A possible workflow for loading a large catalog into Qserv may require various forms of parallelism both at the data preparation stage and when performing the actual loading. This opens a possibility that the actual data loaded stage may be operating on fragments of the same chunk spread between multiple input files. The current implementation of the database loading procedure is not safe to operate in the input data structured in this way. Neither it would work for subsequent loading fragments of the same chunk. There are two failure modes which would prevent the current procedure from succeeding:
- chunk-to-worker node mapping: each instance of the loading script will try to follow its own round-robin allocation sequence of worker nodes for chunks as they (the chunks) are discovered in an input folder. Since no coordination has been employed so far between multiple instances of the loading script two instances may try to allocate different worker nodes for the same chunk. This would be a problem when an input data contains chunks split into fragments.
- chunk creation: the current implementation of the loading script is based on an assumption that the loading is always made on a fresh (empty) instance of Qserv. As a result of this the script won't check if a chunk structure already exists on the corresponding worker node.
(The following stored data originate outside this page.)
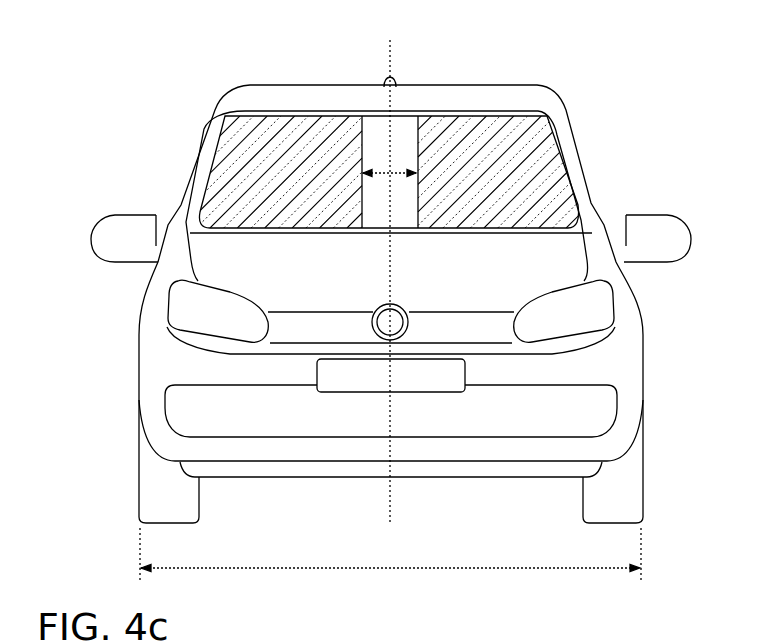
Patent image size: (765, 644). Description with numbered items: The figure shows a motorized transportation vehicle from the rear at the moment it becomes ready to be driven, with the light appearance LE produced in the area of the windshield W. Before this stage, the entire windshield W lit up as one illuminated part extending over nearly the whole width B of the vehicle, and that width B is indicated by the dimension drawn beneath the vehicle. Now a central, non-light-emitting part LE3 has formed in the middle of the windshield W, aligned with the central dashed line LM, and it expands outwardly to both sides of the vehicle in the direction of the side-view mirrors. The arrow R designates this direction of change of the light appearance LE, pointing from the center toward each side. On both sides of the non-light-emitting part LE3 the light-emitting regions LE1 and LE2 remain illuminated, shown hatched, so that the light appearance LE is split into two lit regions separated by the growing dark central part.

The windshield W is at (282, 153).
The light appearance LE is at (377, 245).
The light-emitting region LE1 is at (515, 185).
The light-emitting region LE2 is at (218, 200).
The central non-light-emitting part LE3 is at (402, 135).
The direction of change of the light appearance R is at (390, 173).
The longitudinal median plane LM is at (390, 63).
The width of the motorized transportation vehicle B is at (428, 567).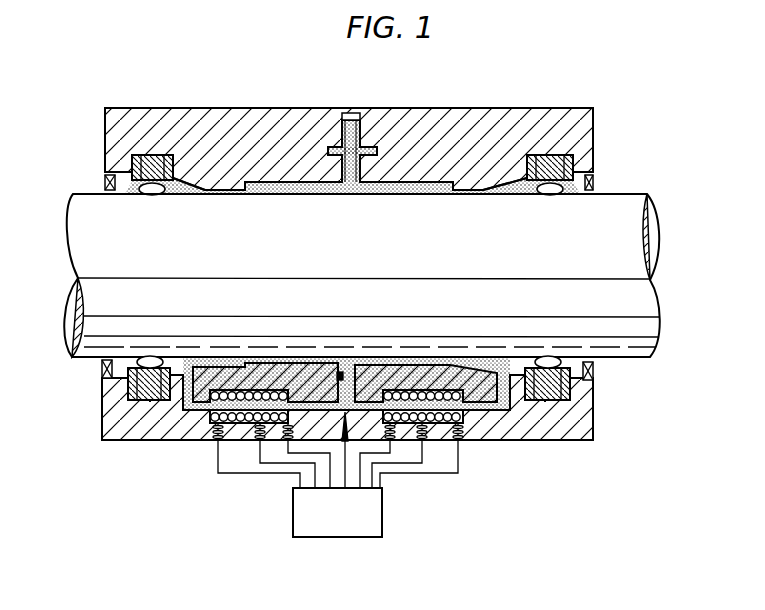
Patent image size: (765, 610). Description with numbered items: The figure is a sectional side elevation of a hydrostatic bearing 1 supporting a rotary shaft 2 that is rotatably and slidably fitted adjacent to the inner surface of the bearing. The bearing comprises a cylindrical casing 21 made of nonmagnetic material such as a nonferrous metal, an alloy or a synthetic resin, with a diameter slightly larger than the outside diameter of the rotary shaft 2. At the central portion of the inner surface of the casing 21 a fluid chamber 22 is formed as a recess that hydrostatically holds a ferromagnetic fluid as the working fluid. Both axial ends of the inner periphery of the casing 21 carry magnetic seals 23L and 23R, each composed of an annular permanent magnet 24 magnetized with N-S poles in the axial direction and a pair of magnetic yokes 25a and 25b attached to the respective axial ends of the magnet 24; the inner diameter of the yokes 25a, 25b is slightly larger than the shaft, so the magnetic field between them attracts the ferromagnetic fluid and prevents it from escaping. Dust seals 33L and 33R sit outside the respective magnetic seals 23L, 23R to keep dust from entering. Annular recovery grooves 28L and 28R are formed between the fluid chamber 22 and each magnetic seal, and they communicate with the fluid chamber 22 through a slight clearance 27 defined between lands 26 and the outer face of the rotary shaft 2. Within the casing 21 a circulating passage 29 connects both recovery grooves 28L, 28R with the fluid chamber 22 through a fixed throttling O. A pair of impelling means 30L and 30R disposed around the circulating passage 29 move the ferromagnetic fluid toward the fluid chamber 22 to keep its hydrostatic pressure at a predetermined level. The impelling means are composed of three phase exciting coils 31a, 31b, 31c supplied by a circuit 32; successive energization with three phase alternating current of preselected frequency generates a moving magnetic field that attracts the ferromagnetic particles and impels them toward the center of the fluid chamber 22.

The hydrostatic bearing 1 is at (500, 182).
The rotary shaft 2 is at (640, 335).
The cylindrical casing 21 is at (318, 120).
The fluid chamber 22 is at (420, 188).
The annular permanent magnet 24 is at (150, 404).
The lands 26 is at (245, 188).
The clearance 27 is at (225, 188).
The left annular recovery groove 28L is at (173, 165).
The right annular recovery groove 28R is at (545, 150).
The left dust seal 33L is at (102, 362).
The right dust seal 33R is at (594, 185).
The left magnetic seal 23L is at (140, 406).
The right magnetic seal 23R is at (537, 406).
The magnetic yoke 25a is at (127, 398).
The magnetic yoke 25b is at (172, 408).
The circulating passage 29 is at (487, 422).
The left impelling means 30L is at (236, 441).
The right impelling means 30R is at (447, 441).
The three phase exciting coil 31a is at (226, 372).
The three phase exciting coil 31b is at (262, 372).
The three phase exciting coil 31c is at (300, 372).
The fixed throttling O is at (347, 372).
The circuit 32 is at (382, 510).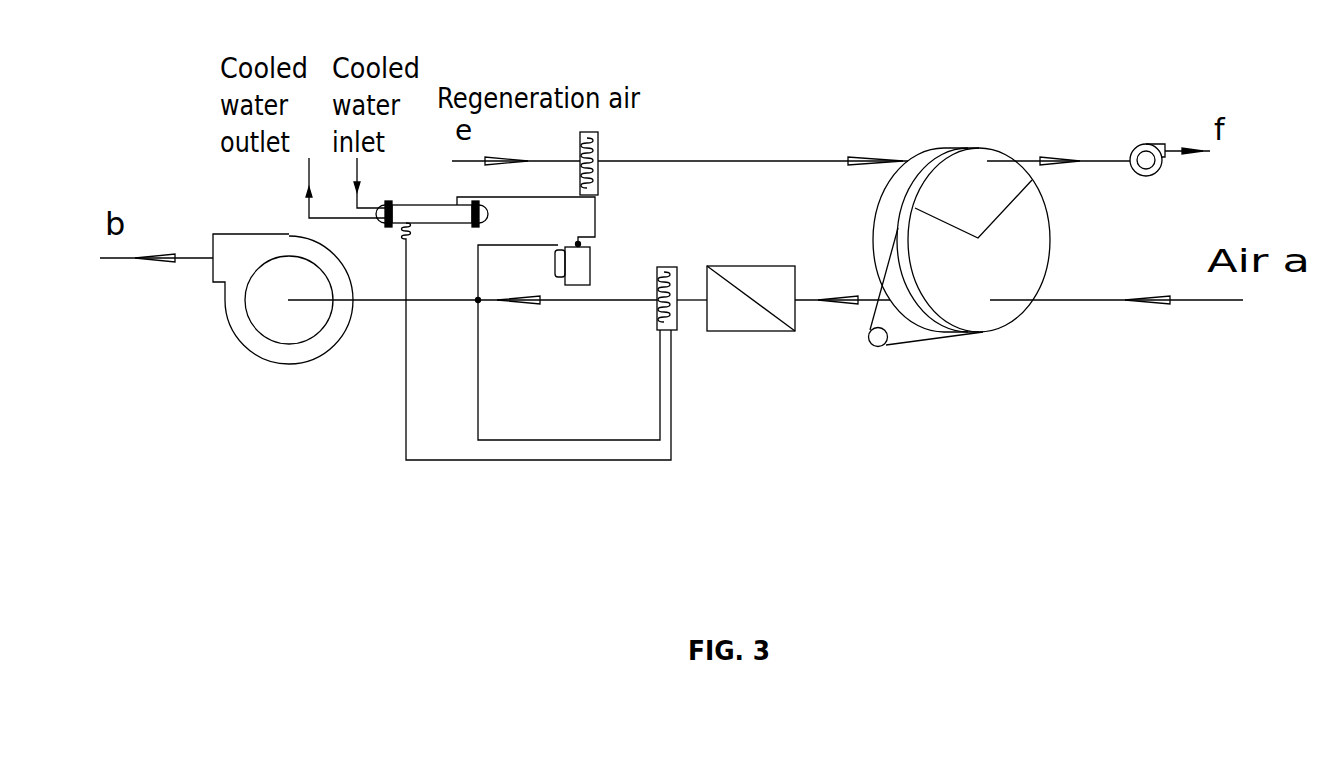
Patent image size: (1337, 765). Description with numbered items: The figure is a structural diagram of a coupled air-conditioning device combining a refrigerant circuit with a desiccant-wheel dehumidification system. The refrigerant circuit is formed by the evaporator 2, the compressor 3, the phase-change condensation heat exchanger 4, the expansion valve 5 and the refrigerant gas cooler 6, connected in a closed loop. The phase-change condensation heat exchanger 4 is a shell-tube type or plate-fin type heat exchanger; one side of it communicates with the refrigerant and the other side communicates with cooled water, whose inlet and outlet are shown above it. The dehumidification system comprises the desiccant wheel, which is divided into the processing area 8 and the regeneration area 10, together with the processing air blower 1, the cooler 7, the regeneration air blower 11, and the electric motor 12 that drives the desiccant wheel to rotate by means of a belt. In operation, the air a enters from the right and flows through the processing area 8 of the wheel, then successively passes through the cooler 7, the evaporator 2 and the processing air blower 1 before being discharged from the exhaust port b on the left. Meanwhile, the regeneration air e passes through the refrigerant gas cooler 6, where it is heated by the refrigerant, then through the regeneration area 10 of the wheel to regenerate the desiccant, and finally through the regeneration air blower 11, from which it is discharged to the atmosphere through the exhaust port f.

The processing air blower 1 is at (268, 318).
The evaporator 2 is at (662, 267).
The compressor 3 is at (578, 265).
The phase-change condensation heat exchanger 4 is at (420, 213).
The expansion valve 5 is at (407, 242).
The refrigerant gas cooler 6 is at (595, 132).
The cooler level-2 7 is at (733, 312).
The processing area level-2 8 is at (973, 285).
The regeneration area level-2 10 is at (972, 182).
The regeneration air blower level-2 11 is at (1152, 145).
The electric motor 12 is at (878, 337).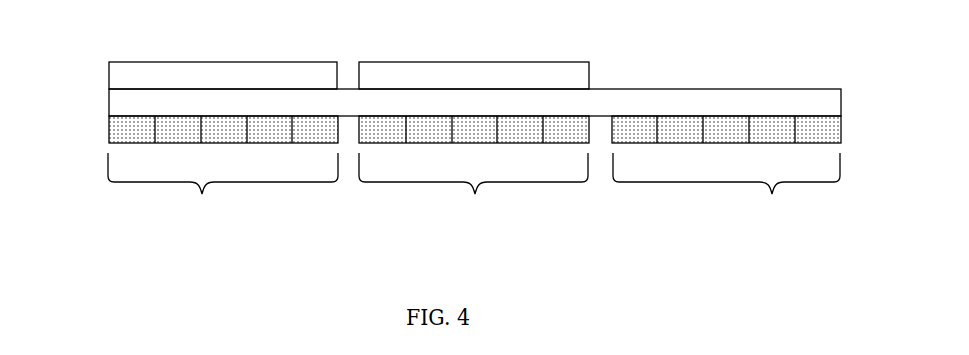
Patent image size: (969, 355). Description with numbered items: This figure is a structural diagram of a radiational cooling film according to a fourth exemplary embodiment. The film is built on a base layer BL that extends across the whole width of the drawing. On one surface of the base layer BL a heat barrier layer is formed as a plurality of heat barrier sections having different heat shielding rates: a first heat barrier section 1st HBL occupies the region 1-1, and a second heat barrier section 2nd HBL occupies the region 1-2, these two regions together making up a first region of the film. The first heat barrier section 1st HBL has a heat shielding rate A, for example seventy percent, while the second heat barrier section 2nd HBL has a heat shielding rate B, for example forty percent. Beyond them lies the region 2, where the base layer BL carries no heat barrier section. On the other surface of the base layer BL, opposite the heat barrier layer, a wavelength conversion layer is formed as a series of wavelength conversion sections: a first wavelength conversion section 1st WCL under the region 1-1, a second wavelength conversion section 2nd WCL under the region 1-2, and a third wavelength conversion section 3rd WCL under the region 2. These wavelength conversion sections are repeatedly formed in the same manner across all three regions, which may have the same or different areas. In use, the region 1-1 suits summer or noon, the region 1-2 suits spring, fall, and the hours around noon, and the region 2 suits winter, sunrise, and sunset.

The first heat barrier section 1st HBL is at (109, 78).
The second heat barrier section 2nd HBL is at (590, 62).
The base layer BL is at (841, 90).
The first wavelength conversion section 1st WCL is at (109, 129).
The second wavelength conversion section 2nd WCL is at (589, 143).
The third wavelength conversion section 3rd WCL is at (841, 130).
The element region 1-1 is at (223, 192).
The element region 1-2 is at (473, 192).
The element region 2 is at (726, 192).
This may cause the script to fail when attempting to add more data to an existing chunk.
A solution to the chunk-to-worker node mapping problem would be to pre-populate the CSS database with the mapping before loading any chunks into Qserv.
A solution to the second problem (of the chunk creation) is to reinforce the implementation of the loading procedure to detect an existence of a chunk on a worker node and not to fail if the one already exists (was created earlier by some other instance of the loader run either in parallel or before this one).